Ce sujet me touchait de près, avoue pudiquement l'intéressé, né en 1967 à Bukavu (à l'est du Congo) et dont les parents ne sont plus là pour assister à la réussite. En spécialiste de l'Afrique noire, l'homme aura les honneurs d'un JT de la RTBF en janvier 2001, pour y analyser la situation congolaise après l'attentat meurtrier contre Kabila. Plus récemment, Kabamba est consulté par Jacky Morael, chargé de mission dans les Grands Lacs. Entre l'ex-patron d'Ecolo et le futur sénateur, le courant passe. Il se dit que, samedi, l'appui de Morael a joué.
Très vite après mon arrivée en Belgique, en 1987, je me suis senti proche de la mouvance Ecolo, raconte Kabamba. Mais c'est le Boussutois Michel Quenon qui m'a poussé à franchir le cap de sympathisant.
Permanent au secrétariat régional de Mons, il franchit le miroir aux communales d'octobre 2000. Dans l'entité de Dour, où il s'est installé dans le petit village de Blaugies par amour pour Anita (sa femme employée au Forem, spécialisée dans… l'environnement). Il ne recueille que 51 voix de préférence sur les 931 raflées par Ecolo !

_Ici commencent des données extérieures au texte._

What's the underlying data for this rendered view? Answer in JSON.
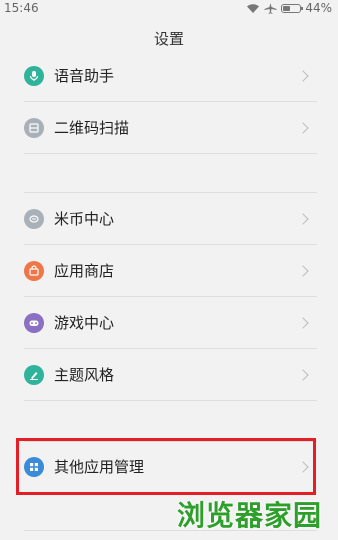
{
  "status_bar": {
    "time": "15:46",
    "battery_percent": "44%",
    "battery_level": 0.44
  },
  "header": {
    "title": "设置"
  },
  "items": [
    {
      "label": "语音助手",
      "icon": "microphone-icon",
      "color": "#2fb39a"
    },
    {
      "label": "二维码扫描",
      "icon": "qr-scan-icon",
      "color": "#a9b1b8"
    },
    {
      "label": "米币中心",
      "icon": "coin-icon",
      "color": "#a9b1b8"
    },
    {
      "label": "应用商店",
      "icon": "store-bag-icon",
      "color": "#ee7649"
    },
    {
      "label": "游戏中心",
      "icon": "gamepad-icon",
      "color": "#8a6fc2"
    },
    {
      "label": "主题风格",
      "icon": "brush-icon",
      "color": "#2fb39a"
    },
    {
      "label": "其他应用管理",
      "icon": "grid-apps-icon",
      "color": "#3c8bd9"
    }
  ],
  "highlight_color": "#e31e24",
  "watermark": {
    "text": "浏览器家园",
    "color": "#2d9f2a"
  }
}
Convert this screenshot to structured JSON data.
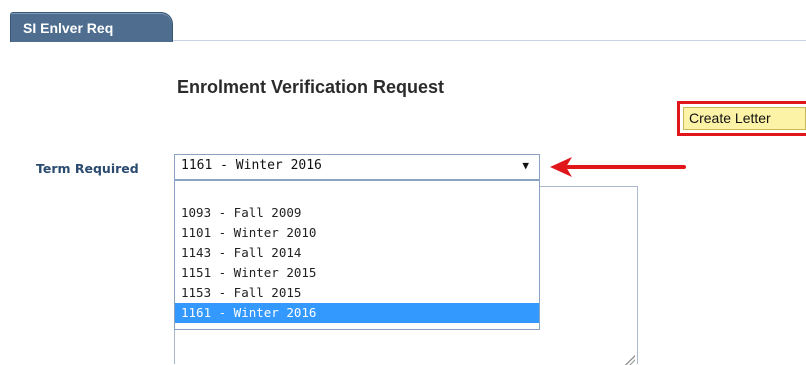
{
  "tab": {
    "label": "SI Enlver Req"
  },
  "page": {
    "title": "Enrolment Verification Request"
  },
  "toolbar": {
    "create_letter_label": "Create Letter"
  },
  "form": {
    "term_label": "Term Required",
    "term_selected": "1161 - Winter 2016",
    "term_options": [
      "1093 - Fall 2009",
      "1101 - Winter 2010",
      "1143 - Fall 2014",
      "1151 - Winter 2015",
      "1153 - Fall 2015",
      "1161 - Winter 2016"
    ]
  },
  "colors": {
    "tab_bg": "#4e6d8f",
    "highlight_box": "#e0161b",
    "button_bg": "#fdf3a6",
    "selected_option": "#3399ff",
    "label_text": "#2a4a6f"
  },
  "icons": {
    "caret": "caret-down-icon",
    "arrow": "red-arrow-left-icon"
  }
}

Samedi à Liège, le conseiller au CPAS a bien progressé, récoltant, en interne il est vrai, 160 voix de plus pour doubler Dubié. Cette succession l'effraie un peu. Je suis vraiment surpris. Je ne m'y attendais pas. Je visais une suppléance en ordre utile.
Au fait, pourquoi sollicitait-il une place sur la liste sénatoriale ? Il n'y a pas que ça, bien sûr, mais j'ai entendu le discours de Daniel Ducarme, président du MR, sur l'échec de l'intégration. Je voulais démentir ça. Etre candidat, c'était montrer qu'il y a des intégrations réussies. C'était montrer que, sur le terrain, il y a des choses qui marchent !
Ce travailleur impénitent jure de retrousser les manches. S'il est élu, le père de famille (une fille, Yowali, et un fils, Hugo, un troisième étant attendu en mai) promet de se montrer digne de l'honneur qui lui est fait : être le premier sénateur noir à siéger dans le pays. Pour ce faire, il devra lâcher son poste de chargé de cours adjoint à l'ULg mais n'en oubliera pas pour autant les matières qu'il enseigne. La théorie de la décision et les modes de résolution des conflits, cela risque d'encore de m'être utile, plaisante Kabamba avant de partir dans un rire " hénaurme ".
Kabamba sera notamment pointilleux sur la coopération et sur les dossiers qui toucheront de près ou de loin l'Afrique. Les seuls en définitive à se réjouir seront les locataires des étangs de Roisin qu'il taquinait trop rarement lors de ses moments libres. Kabamba délaissera ce fretin-là pour ferrailler avec d'autres, bien plus costauds.·
Une forme de preuve
Il y a six jours, en nous livrant la liste des candidats au poll pour le Sénat, Ecolo n'avait même pas songé à donner le nom de Bob Kabamba, braqué sur la perspective d'un duel, pour la 2e place, entre Henry et Dubié. Pourquoi, comment, l'outsider a-t-il réussi à mater deux ténors du parti et raflé la mise ?
L'AG a d'abord écarté Henry, trop peu visible. L'ex-leader de la révolte étudiante est devenu député wallon. Il bosse dans l'ombre. Voilà une machine à voix que sa discrétion a étouffée.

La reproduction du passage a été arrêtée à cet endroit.